Turning off into an unmarked driveway some miles outside of Spokane, Wash., one comes upon a strange building that could be 500 years old except that it’s so magically new. A pseudo-crumbling brick doorway seems yanked out in front of the building, connected to an identically jagged hole in the main structure by a weathered wooden bridge. A waterfall burbles out of a sylvan glade around back. If it weren’t for the inexplicable lack of a rocket ship roosting out front, you’d swear the place had come out of the computer game Myst.

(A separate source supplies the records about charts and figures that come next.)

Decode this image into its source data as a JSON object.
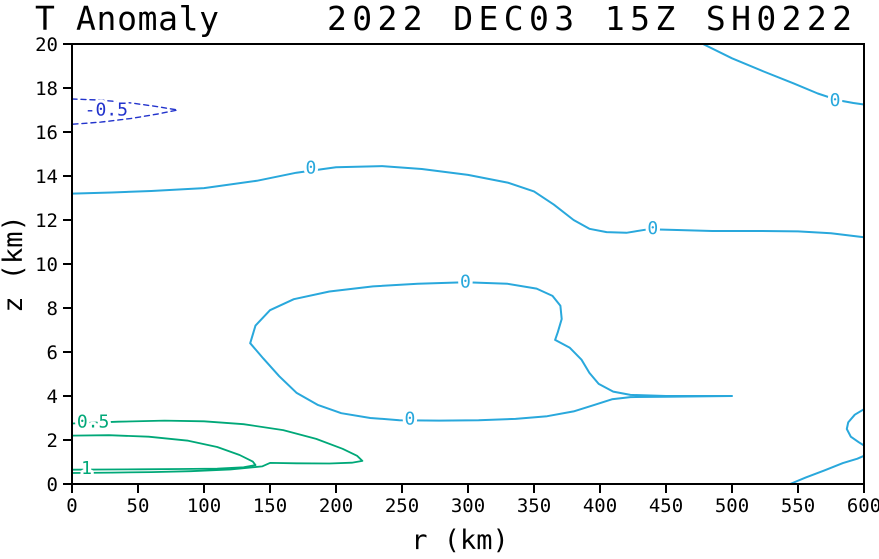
{
  "title": {
    "left": "T Anomaly",
    "right": "2022 DEC03 15Z  SH0222"
  },
  "axes": {
    "xlabel": "r (km)",
    "ylabel": "z (km)",
    "xlim": [
      0,
      600
    ],
    "ylim": [
      0,
      20
    ],
    "xticks": [
      0,
      50,
      100,
      150,
      200,
      250,
      300,
      350,
      400,
      450,
      500,
      550,
      600
    ],
    "yticks": [
      0,
      2,
      4,
      6,
      8,
      10,
      12,
      14,
      16,
      18,
      20
    ]
  },
  "colors": {
    "zero_contour": "#29A8DC",
    "negative_contour": "#2233CC",
    "positive_contour": "#00A878",
    "axis": "#000000",
    "background": "#FFFFFF"
  },
  "chart_data": {
    "type": "contour",
    "title": "T Anomaly 2022 DEC03 15Z SH0222",
    "xlabel": "r (km)",
    "ylabel": "z (km)",
    "xlim": [
      0,
      600
    ],
    "ylim": [
      0,
      20
    ],
    "grid": false,
    "levels_shown": [
      -0.5,
      0,
      0.5,
      1
    ],
    "contours": [
      {
        "level": 0,
        "name": "zero-line-upper-troposphere",
        "color": "#29A8DC",
        "style": "solid",
        "width": 2,
        "points": [
          [
            0,
            13.2
          ],
          [
            30,
            13.25
          ],
          [
            60,
            13.32
          ],
          [
            100,
            13.45
          ],
          [
            140,
            13.78
          ],
          [
            170,
            14.15
          ],
          [
            200,
            14.4
          ],
          [
            235,
            14.45
          ],
          [
            265,
            14.32
          ],
          [
            300,
            14.05
          ],
          [
            330,
            13.7
          ],
          [
            350,
            13.3
          ],
          [
            365,
            12.7
          ],
          [
            380,
            12.0
          ],
          [
            392,
            11.6
          ],
          [
            405,
            11.45
          ],
          [
            420,
            11.42
          ],
          [
            437,
            11.58
          ],
          [
            455,
            11.55
          ],
          [
            485,
            11.5
          ],
          [
            520,
            11.5
          ],
          [
            550,
            11.48
          ],
          [
            575,
            11.4
          ],
          [
            600,
            11.22
          ]
        ],
        "labels": [
          {
            "text": "0",
            "r": 181,
            "z": 14.35
          },
          {
            "text": "0",
            "r": 440,
            "z": 11.6
          }
        ]
      },
      {
        "level": 0,
        "name": "zero-line-top-right",
        "color": "#29A8DC",
        "style": "solid",
        "width": 2,
        "points": [
          [
            478,
            20
          ],
          [
            500,
            19.35
          ],
          [
            524,
            18.75
          ],
          [
            547,
            18.2
          ],
          [
            565,
            17.75
          ],
          [
            580,
            17.45
          ],
          [
            592,
            17.32
          ],
          [
            600,
            17.25
          ]
        ],
        "labels": [
          {
            "text": "0",
            "r": 578,
            "z": 17.42
          }
        ]
      },
      {
        "level": 0,
        "name": "zero-closed-loop-midlevel",
        "color": "#29A8DC",
        "style": "solid",
        "width": 2,
        "points": [
          [
            135,
            6.4
          ],
          [
            139,
            7.2
          ],
          [
            150,
            7.9
          ],
          [
            168,
            8.4
          ],
          [
            195,
            8.75
          ],
          [
            228,
            8.98
          ],
          [
            262,
            9.1
          ],
          [
            298,
            9.17
          ],
          [
            330,
            9.1
          ],
          [
            352,
            8.88
          ],
          [
            364,
            8.55
          ],
          [
            370,
            8.1
          ],
          [
            371,
            7.5
          ],
          [
            368,
            6.9
          ],
          [
            366,
            6.55
          ],
          [
            377,
            6.2
          ],
          [
            386,
            5.65
          ],
          [
            392,
            5.05
          ],
          [
            399,
            4.55
          ],
          [
            410,
            4.2
          ],
          [
            423,
            4.05
          ],
          [
            450,
            4.0
          ],
          [
            500,
            4.0
          ],
          [
            450,
            3.97
          ],
          [
            423,
            3.95
          ],
          [
            409,
            3.85
          ],
          [
            396,
            3.6
          ],
          [
            380,
            3.3
          ],
          [
            360,
            3.08
          ],
          [
            336,
            2.96
          ],
          [
            308,
            2.9
          ],
          [
            278,
            2.88
          ],
          [
            248,
            2.9
          ],
          [
            226,
            3.0
          ],
          [
            204,
            3.22
          ],
          [
            186,
            3.6
          ],
          [
            170,
            4.15
          ],
          [
            157,
            4.9
          ],
          [
            145,
            5.7
          ],
          [
            135,
            6.4
          ]
        ],
        "labels": [
          {
            "text": "0",
            "r": 298,
            "z": 9.17
          },
          {
            "text": "0",
            "r": 256,
            "z": 2.93
          }
        ]
      },
      {
        "level": 0,
        "name": "zero-right-edge-arc",
        "color": "#29A8DC",
        "style": "solid",
        "width": 2,
        "points": [
          [
            600,
            3.4
          ],
          [
            593,
            3.15
          ],
          [
            588,
            2.8
          ],
          [
            587,
            2.5
          ],
          [
            590,
            2.15
          ],
          [
            596,
            1.9
          ],
          [
            600,
            1.75
          ]
        ],
        "labels": []
      },
      {
        "level": 0,
        "name": "zero-bottom-right",
        "color": "#29A8DC",
        "style": "solid",
        "width": 2,
        "points": [
          [
            544,
            0
          ],
          [
            556,
            0.3
          ],
          [
            570,
            0.62
          ],
          [
            584,
            0.95
          ],
          [
            595,
            1.15
          ],
          [
            600,
            1.28
          ]
        ],
        "labels": []
      },
      {
        "level": -0.5,
        "name": "negative-half-dashed-top-left",
        "color": "#2233CC",
        "style": "dashed",
        "width": 1.4,
        "points": [
          [
            0,
            17.5
          ],
          [
            22,
            17.45
          ],
          [
            45,
            17.32
          ],
          [
            65,
            17.15
          ],
          [
            80,
            17.0
          ],
          [
            65,
            16.82
          ],
          [
            45,
            16.62
          ],
          [
            22,
            16.45
          ],
          [
            0,
            16.35
          ]
        ],
        "labels": [
          {
            "text": "-0.5",
            "r": 26,
            "z": 16.98
          }
        ]
      },
      {
        "level": 0.5,
        "name": "half-contour-bottom-left",
        "color": "#00A878",
        "style": "solid",
        "width": 1.8,
        "points": [
          [
            0,
            2.75
          ],
          [
            35,
            2.83
          ],
          [
            70,
            2.88
          ],
          [
            100,
            2.85
          ],
          [
            130,
            2.72
          ],
          [
            160,
            2.45
          ],
          [
            185,
            2.05
          ],
          [
            205,
            1.6
          ],
          [
            216,
            1.28
          ],
          [
            220,
            1.05
          ],
          [
            212,
            0.97
          ],
          [
            195,
            0.93
          ],
          [
            170,
            0.94
          ],
          [
            150,
            0.96
          ],
          [
            144,
            0.8
          ],
          [
            120,
            0.66
          ],
          [
            90,
            0.58
          ],
          [
            60,
            0.54
          ],
          [
            30,
            0.52
          ],
          [
            0,
            0.5
          ]
        ],
        "labels": [
          {
            "text": "0.5",
            "r": 16,
            "z": 2.8
          }
        ]
      },
      {
        "level": 1,
        "name": "one-contour-bottom-left",
        "color": "#00A878",
        "style": "solid",
        "width": 1.8,
        "points": [
          [
            0,
            2.2
          ],
          [
            28,
            2.22
          ],
          [
            58,
            2.15
          ],
          [
            88,
            1.97
          ],
          [
            110,
            1.68
          ],
          [
            127,
            1.32
          ],
          [
            137,
            1.02
          ],
          [
            139,
            0.86
          ],
          [
            130,
            0.76
          ],
          [
            110,
            0.7
          ],
          [
            82,
            0.68
          ],
          [
            52,
            0.67
          ],
          [
            25,
            0.66
          ],
          [
            0,
            0.65
          ]
        ],
        "labels": [
          {
            "text": "1",
            "r": 11,
            "z": 0.68
          }
        ]
      }
    ]
  }
}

As in fact it has. These are the new offices of Cyan Software, and they’re here thanks to a handful of 1s and 0s on a silver platter. Myst, the CD-ROM ”that will become your world,” has done just that for more than 3 million bewitched buyers since 1993, making it, with an estimated $100 million plus in sales, far and away the most successful computer game of all time. At the end of this month, a sequel called Riven will, after four years of intense work, at last hit stores. To say it is breathlessly awaited is like saying the next Star Wars movie might find an audience.
Inside the neo-eldritch building are the three multimedia mages responsible for Riven: Rand Miller, 38, and his kid brother, Robyn, 31 — respectively the computer wizard and graphic artist who cooked up Myst on a couple of Macs in a friend’s garage starting in 1991 and came away with millions in personal profits — and Richard Vander Wende, 35, the production-designer refugee from Disney the Millers called in to help take the sequel to the next level. They and their 20 employees are clearly fried from the time and money spent creating a vast world, on five CD-ROMs, that merges the visual luminosity of a Maxfield Parrish with a slowly uncovered narrative out of Tolkien (Rand won’t divulge Riven’s final cost but allows, ”We pretty much put all [the Myst profits] in there”). Riven is a puzzle, a movie, an epic, a soothingly sensuous virtual reality — and a likely commercial monster.
What Riven is not is a bloodbath, or a shooter, or a twitch game. Although there are more seamlessly interposed live-action footage and computer-graphic dazzle than were in Myst — even the water shimmers this time around — no one gets nailed by a plasma gun. And that’s how the Millers want it, why they’re comfortable staking their claim in their eastern Washington hometown, far from Silicon Valley, or, God forbid, Hollywood (they’ve held off on all offers to make a Myst movie). Even L.A. native Vander Wende picked up on the vibe: ”You’re completely free from the influence of Hollywood, and you can focus on what your gut feelings are about,” he says. ”That’s something I don’t ever want to lose, even if I go back.”
What Riven is also not is a religious tract, even though the Millers, sons of an itinerant evangelical minister, are deeply committed Christians (curiously, it’s self-proclaimed agnostic Vander Wende who looks like a monk; the brothers themselves could pass for affably hip screenwriters). ”How does my faith affect my work?” asks Rand. ”Not as much as it should. Except that from my point of view, my faith is much more important than anything that I do.”